Thursday, August 26, 2010

I Do Not Need to Explain My Absence

Many events have transpired on or near the surface of the earth since I lasted posted. Most oddly, I've received 38+ comments (apparently authored by an army of Chinese webbots) on my previous post, for reasons I can barely fathom, even with a #2 pencil lodged in my skull. But, prehaps most significantly, I've become a homeowner. This quintessential part of The American Dream, which is not very easily realized (if at all) here in the Great Concrete Desert of the Northeastern United States, also happens to be a lot of work. Things break and need to be fixed.
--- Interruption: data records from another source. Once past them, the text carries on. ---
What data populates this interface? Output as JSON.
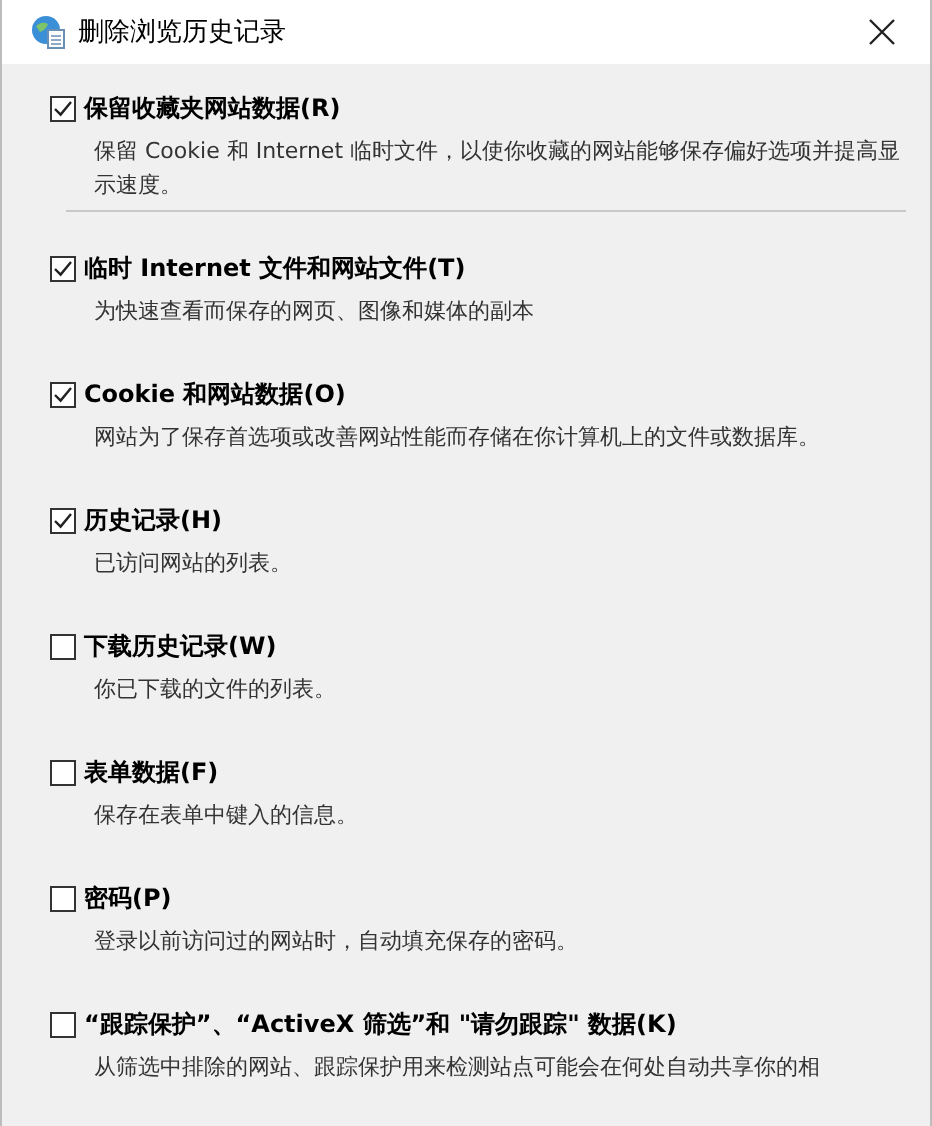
{
  "window": {
    "title": "删除浏览历史记录"
  },
  "items": [
    {
      "label": "保留收藏夹网站数据(R)",
      "checked": true,
      "description": "保留 Cookie 和 Internet 临时文件，以使你收藏的网站能够保存偏好选项并提高显示速度。",
      "separator_after": true
    },
    {
      "label": "临时 Internet 文件和网站文件(T)",
      "checked": true,
      "description": "为快速查看而保存的网页、图像和媒体的副本"
    },
    {
      "label": "Cookie 和网站数据(O)",
      "checked": true,
      "description": "网站为了保存首选项或改善网站性能而存储在你计算机上的文件或数据库。"
    },
    {
      "label": "历史记录(H)",
      "checked": true,
      "description": "已访问网站的列表。"
    },
    {
      "label": "下载历史记录(W)",
      "checked": false,
      "description": "你已下载的文件的列表。"
    },
    {
      "label": "表单数据(F)",
      "checked": false,
      "description": "保存在表单中键入的信息。"
    },
    {
      "label": "密码(P)",
      "checked": false,
      "description": "登录以前访问过的网站时，自动填充保存的密码。"
    },
    {
      "label": "“跟踪保护”、“ActiveX 筛选”和 \"请勿跟踪\" 数据(K)",
      "checked": false,
      "description": "从筛选中排除的网站、跟踪保护用来检测站点可能会在何处自动共享你的相"
    }
  ]
}
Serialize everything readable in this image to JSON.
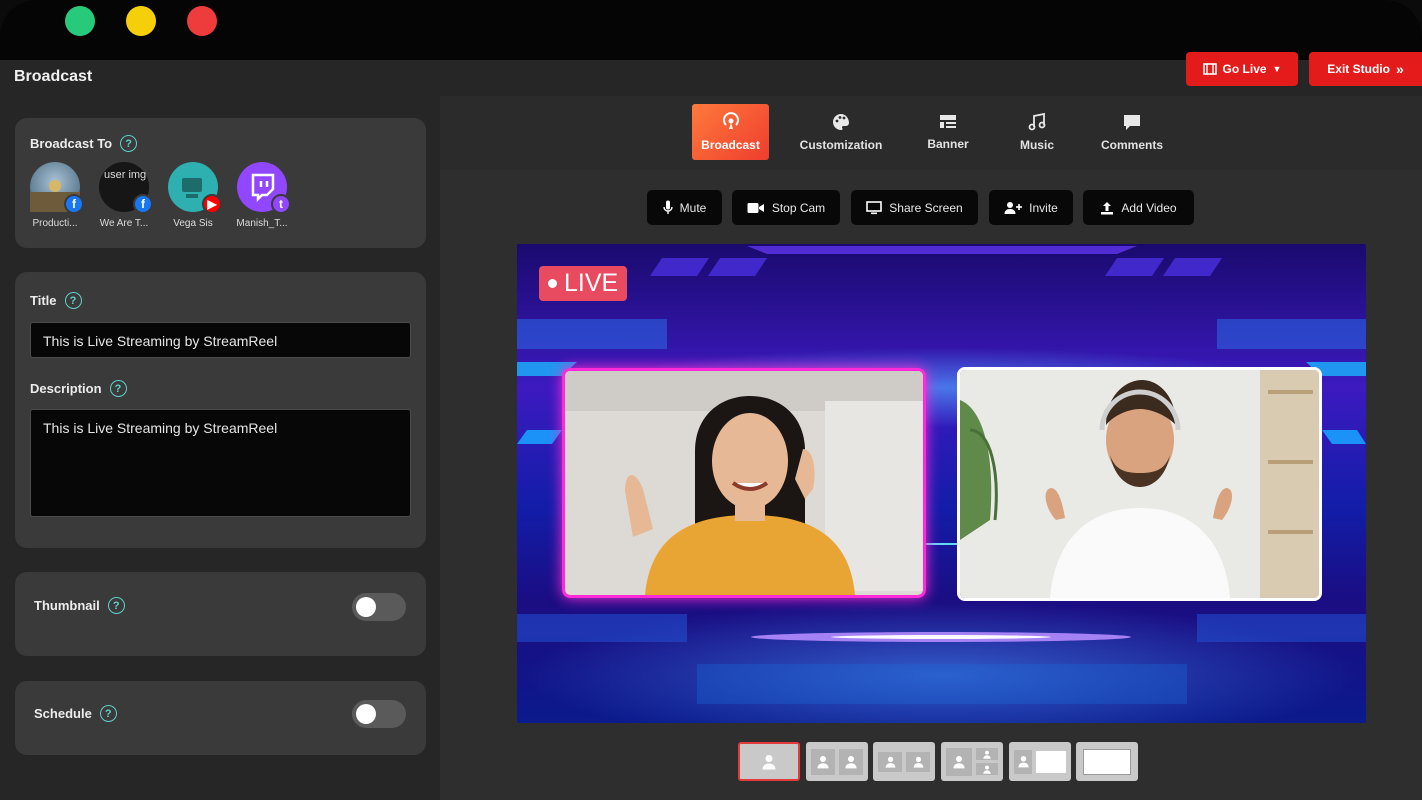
{
  "window": {
    "dots": [
      {
        "name": "window-green-dot",
        "color": "#27c97a"
      },
      {
        "name": "window-yellow-dot",
        "color": "#f5cf0a"
      },
      {
        "name": "window-red-dot",
        "color": "#ee3b3b"
      }
    ]
  },
  "header": {
    "title": "Broadcast",
    "go_live_label": "Go Live",
    "exit_studio_label": "Exit Studio",
    "accent_color": "#e31b1b"
  },
  "sidebar": {
    "broadcast_to": {
      "label": "Broadcast To",
      "accounts": [
        {
          "name": "Producti...",
          "platform": "facebook",
          "badge_icon": "facebook-icon"
        },
        {
          "name": "We Are T...",
          "platform": "facebook",
          "badge_icon": "facebook-icon",
          "broken_image_alt": "user img"
        },
        {
          "name": "Vega Sis",
          "platform": "youtube",
          "badge_icon": "youtube-icon"
        },
        {
          "name": "Manish_T...",
          "platform": "twitch",
          "badge_icon": "twitch-icon"
        }
      ]
    },
    "title_label": "Title",
    "title_value": "This is Live Streaming by StreamReel",
    "description_label": "Description",
    "description_value": "This is Live Streaming by StreamReel",
    "thumbnail_label": "Thumbnail",
    "thumbnail_enabled": false,
    "schedule_label": "Schedule",
    "schedule_enabled": false
  },
  "tabs": [
    {
      "label": "Broadcast",
      "icon": "broadcast-icon",
      "active": true
    },
    {
      "label": "Customization",
      "icon": "palette-icon",
      "active": false
    },
    {
      "label": "Banner",
      "icon": "banner-icon",
      "active": false
    },
    {
      "label": "Music",
      "icon": "music-icon",
      "active": false
    },
    {
      "label": "Comments",
      "icon": "comment-icon",
      "active": false
    }
  ],
  "controls": [
    {
      "label": "Mute",
      "icon": "microphone-icon"
    },
    {
      "label": "Stop Cam",
      "icon": "video-camera-icon"
    },
    {
      "label": "Share Screen",
      "icon": "monitor-icon"
    },
    {
      "label": "Invite",
      "icon": "add-user-icon"
    },
    {
      "label": "Add Video",
      "icon": "upload-icon"
    }
  ],
  "stage": {
    "live_label": "LIVE",
    "participants": [
      {
        "name": "participant-woman",
        "frame_color": "#ff2bd6"
      },
      {
        "name": "participant-man",
        "frame_color": "#ffffff"
      }
    ]
  },
  "layouts": [
    {
      "name": "layout-single",
      "active": true
    },
    {
      "name": "layout-two-split",
      "active": false
    },
    {
      "name": "layout-two-side",
      "active": false
    },
    {
      "name": "layout-grid",
      "active": false
    },
    {
      "name": "layout-presenter-screen",
      "active": false
    },
    {
      "name": "layout-screen-only",
      "active": false
    }
  ]
}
Other things need to be blown up and rebuilt, because they weren't the way you wanted them. And, of course, everyone wants a rocket-house.

"O Lord, bless this rocket-house and all who may dwell within the rocket-house." -- Homer Simpson

However ruinous the trials of homeownership (not to mention the mortgage-brokering and refinancing process, especially when people who never passed Remedial Counting are involved) may or may have not been thus far, they are not the reason why I have been absent for something like a year. Indeed, as Occham's Razor (the only Unified Theory of Everything you need) would have it, the reason is far simpler: I'm lazy. And highly prone to distraction, aimless ambling, and the drunken-man's tendency to inevitably fall into vat of carbolic acid.

OMG. I just saw a trailer for The Social Network, which should be all counts be a hilariously god-awful movie (a la Tokyo Drift), but this particular trailer is actually very well-done, strangely moving, and unexpectedly (unintentionally?) meaningful.

http://www.sonypictures.com/previews/movies/thesocialnetwork/clips/2300/

Set against a haunting, choral rendition of Radiohead's "Creep," what you see for the first minute doesn't resemble a movie trailer at all, but rather a series of all-too-familiar images, phrases, and clicks... And by the end of this minute, as the trailer loses its disguise, you start to wonder, within the contemplative, introspective realm that the song lyrics conjure up: "Has this been my life for the last six years? Has this been all of our lives for the last six years? What motives drive us to spend so much time doing this?" (Alas, I doubt that these are the questions about which this flick concerns itself.)

Anyway, I'm back. For now, at least. More to come. Theoretically.